Bob Harris, CAE
We invited a half dozen association past presidents to lunch, asking them to share governance tips with the new board members.
The first advice, “please don’t call me past president. It sounds like I am deceased,” he said. Their insights were eagerly accepted by directors.
- Post Presidency Rest – Take a break after completing the association presidency, “but don’t abandon the association.” You will need a rest after the role of chief elected officer, but your skills and value remain essential in the association.
- Vision and Voice – You have a voice and a vision. Use the authority granted by the bylaws to do good for the organization and the public.
- Model of Excellence – Approach your volunteer service with an intent to make the organization a model of excellence. Remember that others are judging your actions and words as a leader.
- Have Fun – Don’t be too serious with your responsibilities. Celebrate every milestone and achievement. Demonstrate respect for each other.
- Fund Raising – Whether it is in-kind, personal contributions, or working with staff to generate new revenue, fund raising is a role of directors.
- Know the Community – Understand the external environment. Programs can be stronger by collaborating with allied interests.
- Role Models – Be a board member who earns and maintains respect. You want to be known for your integrity.
- Stay Engaged – Board meetings are infrequent; remain engaged between meetings through member outreach, reading and preparing reports, and asking questions.
- Show Up – Each director is vital to the board team. A quorum may depend on you. “Ninety percent of life is just showing up,” according to Woody Allen.
- Done That, Seen That – Don’t be surprised if your “good idea” is greeted with, “We tried that once before.” Chances are nearly every idea has been heard or tried before. That doesn’t mean your idea is bad; be innovative when offering solutions.

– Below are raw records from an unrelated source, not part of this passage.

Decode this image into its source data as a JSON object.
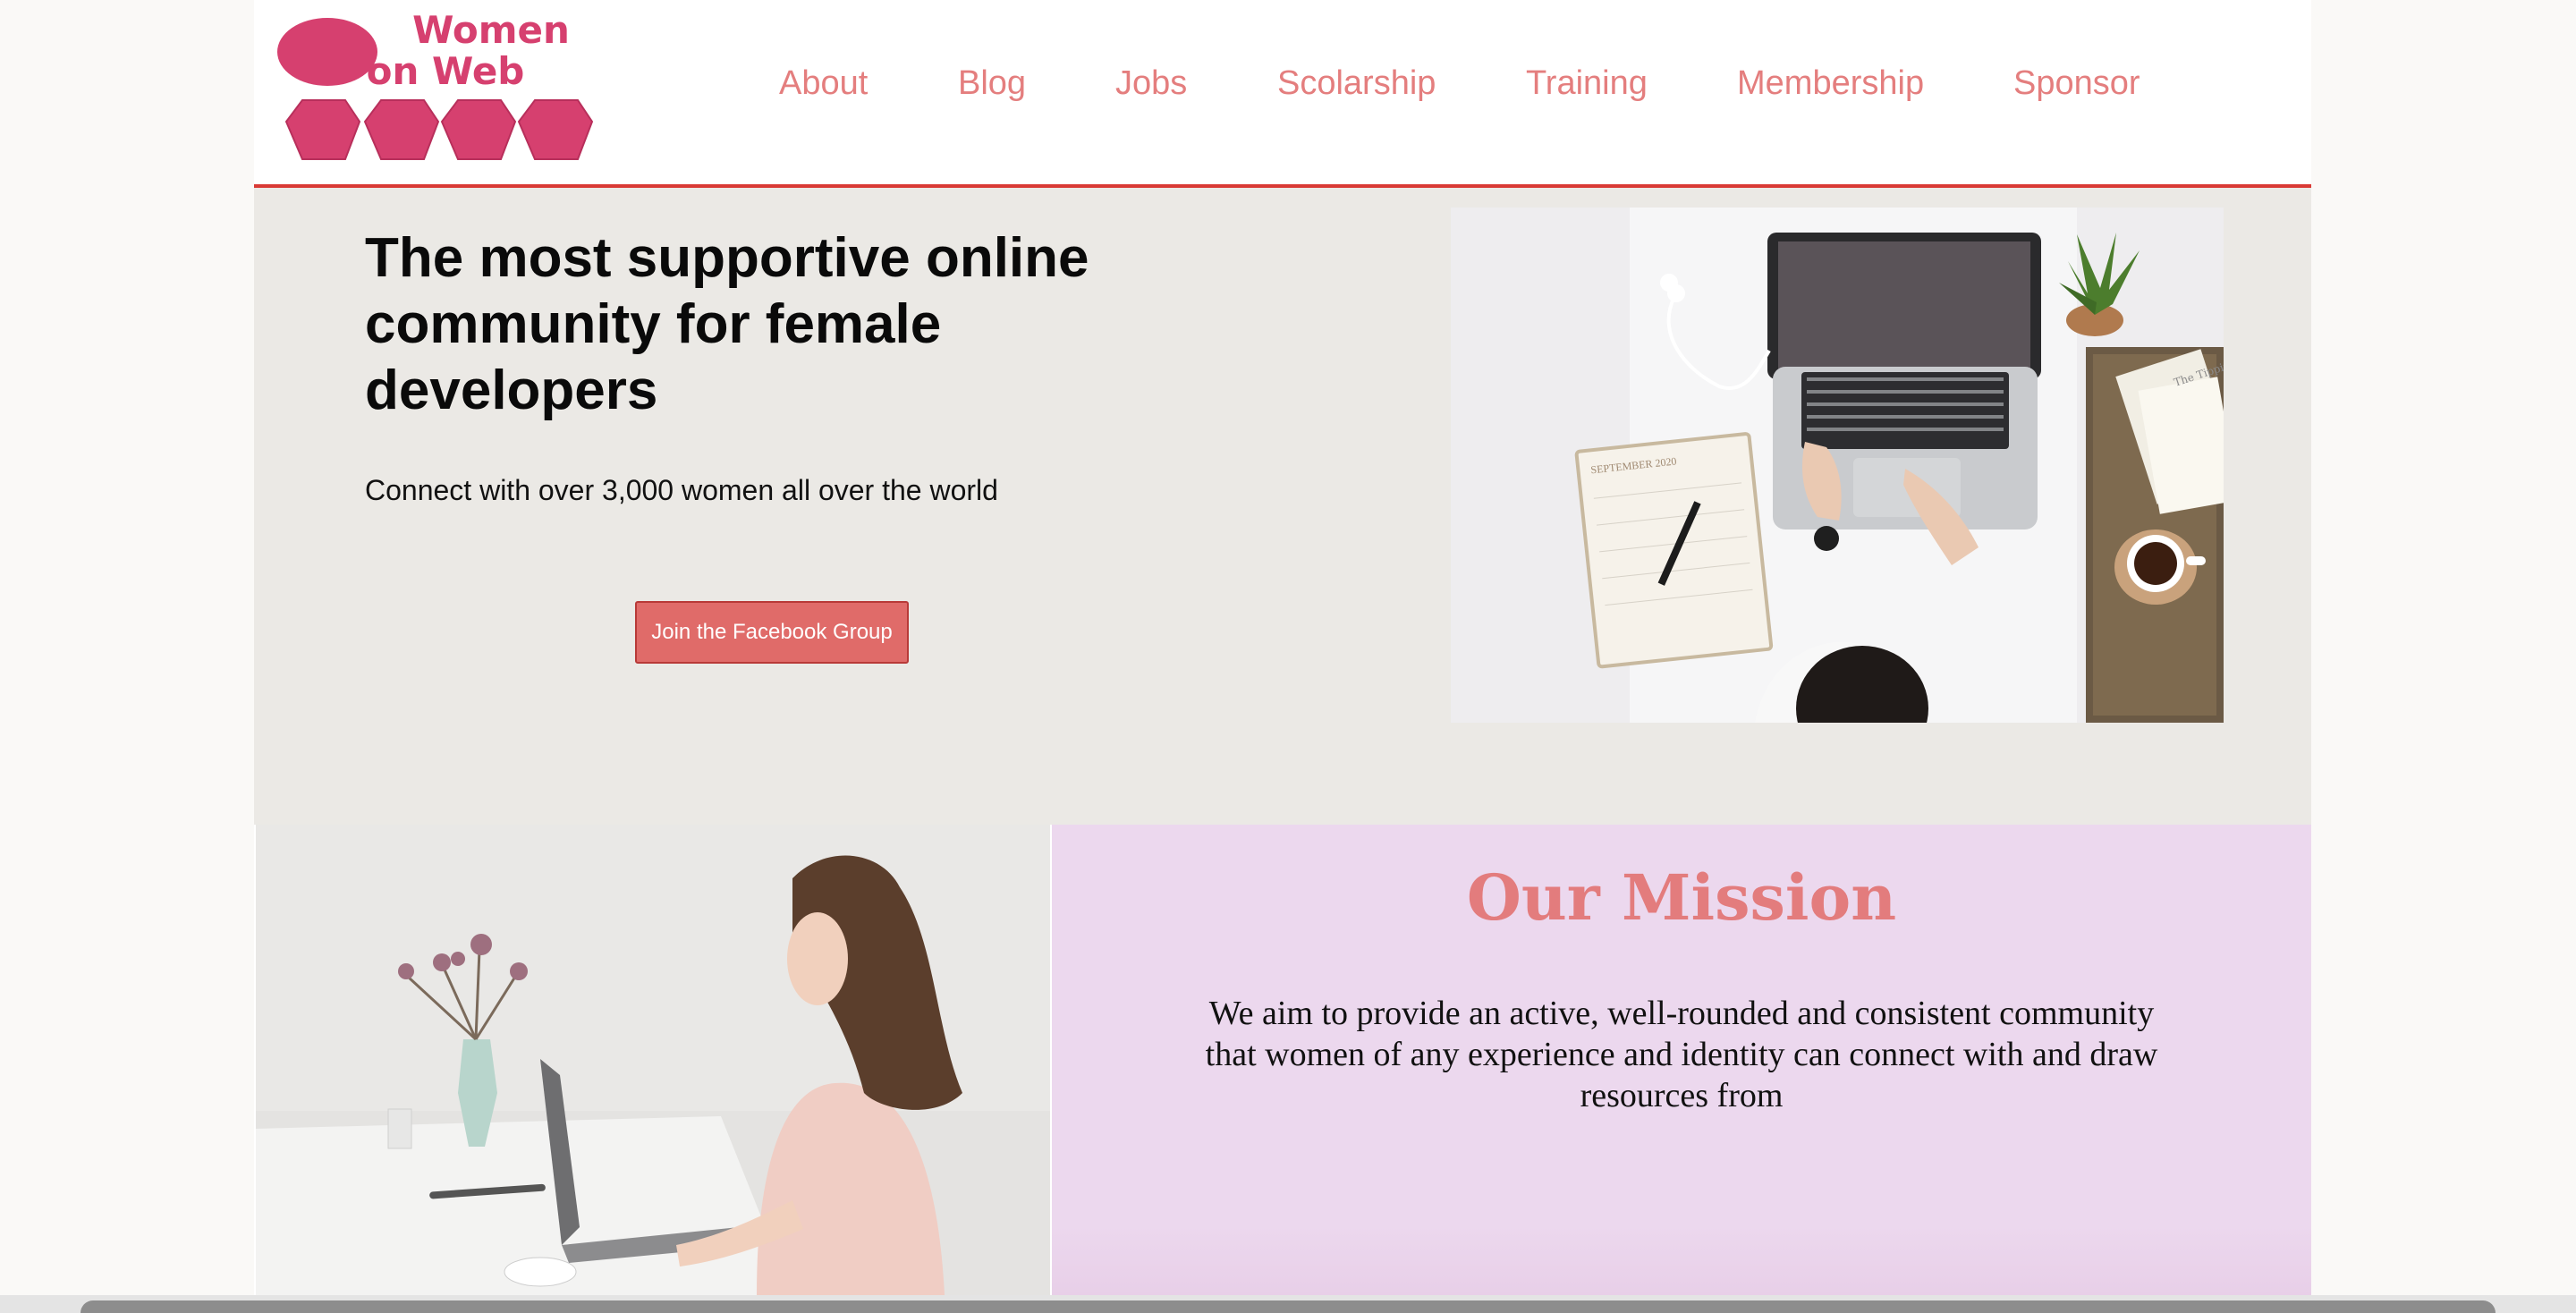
{
  "logo": {
    "line1": "Women",
    "line2": "on Web"
  },
  "nav": {
    "items": [
      {
        "label": "About"
      },
      {
        "label": "Blog"
      },
      {
        "label": "Jobs"
      },
      {
        "label": "Scolarship"
      },
      {
        "label": "Training"
      },
      {
        "label": "Membership"
      },
      {
        "label": "Sponsor"
      }
    ]
  },
  "hero": {
    "title": "The most supportive online community for female developers",
    "subtitle": "Connect with over 3,000 women all over the world",
    "button_label": "Join the Facebook Group",
    "photo_notebook_text": "SEPTEMBER 2020",
    "photo_book_text": "The Tipping Point"
  },
  "mission": {
    "title": "Our Mission",
    "text": "We aim to provide an active, well-rounded and consistent community that women of any experience and identity can connect with and draw resources from"
  },
  "colors": {
    "accent": "#e47e7e",
    "header_rule": "#d93a35",
    "button": "#e06b69",
    "hero_bg": "#ebe9e5",
    "mission_bg": "#ecd8ee"
  }
}
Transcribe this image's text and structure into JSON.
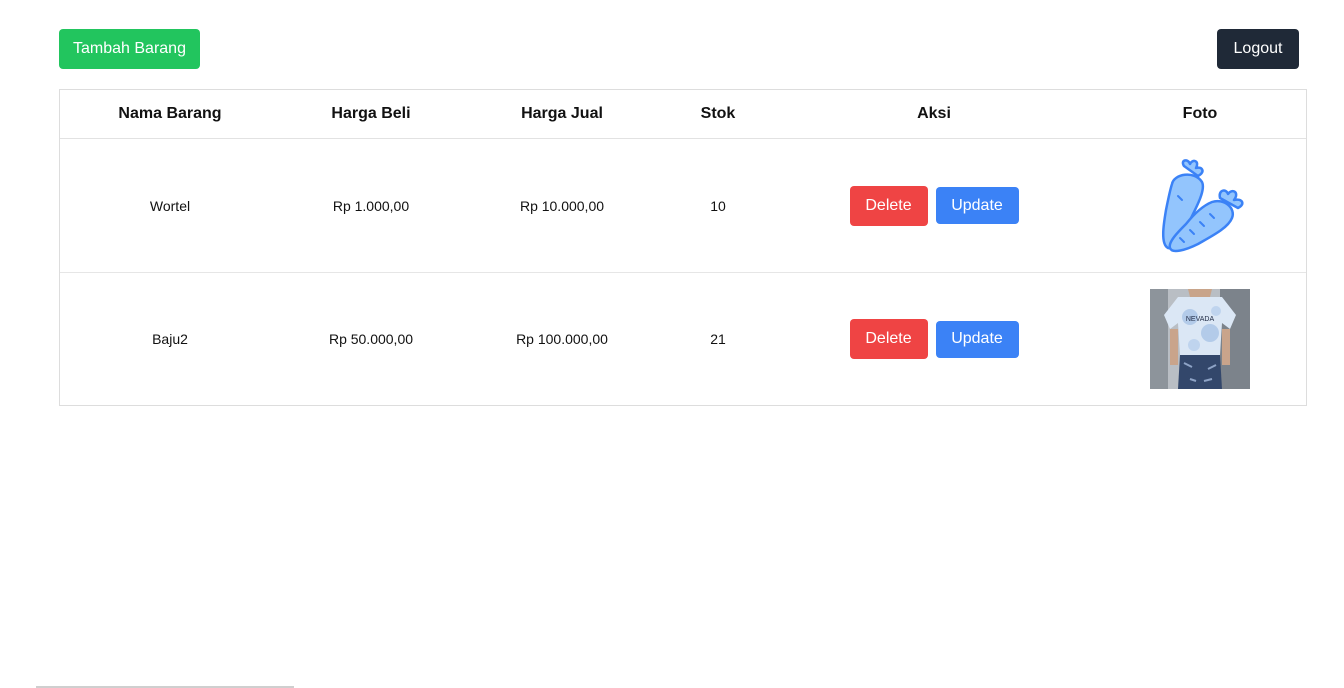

- Strategic Focus – The association has a roadmap called a strategic plan. Focus on the plan’s mission, goals and priorities. Resources are limited. Be strategic and less tactical.
- Teamwork – The board is a team. Your efforts are more effective when there is a culture of trust.
- Courage – Don’t be afraid to stand up for your ideas and for the association. You may feel alone at times, but if you are committed to an idea, stand up for it.
The advice from former presidents was invaluable to the incoming board of directors.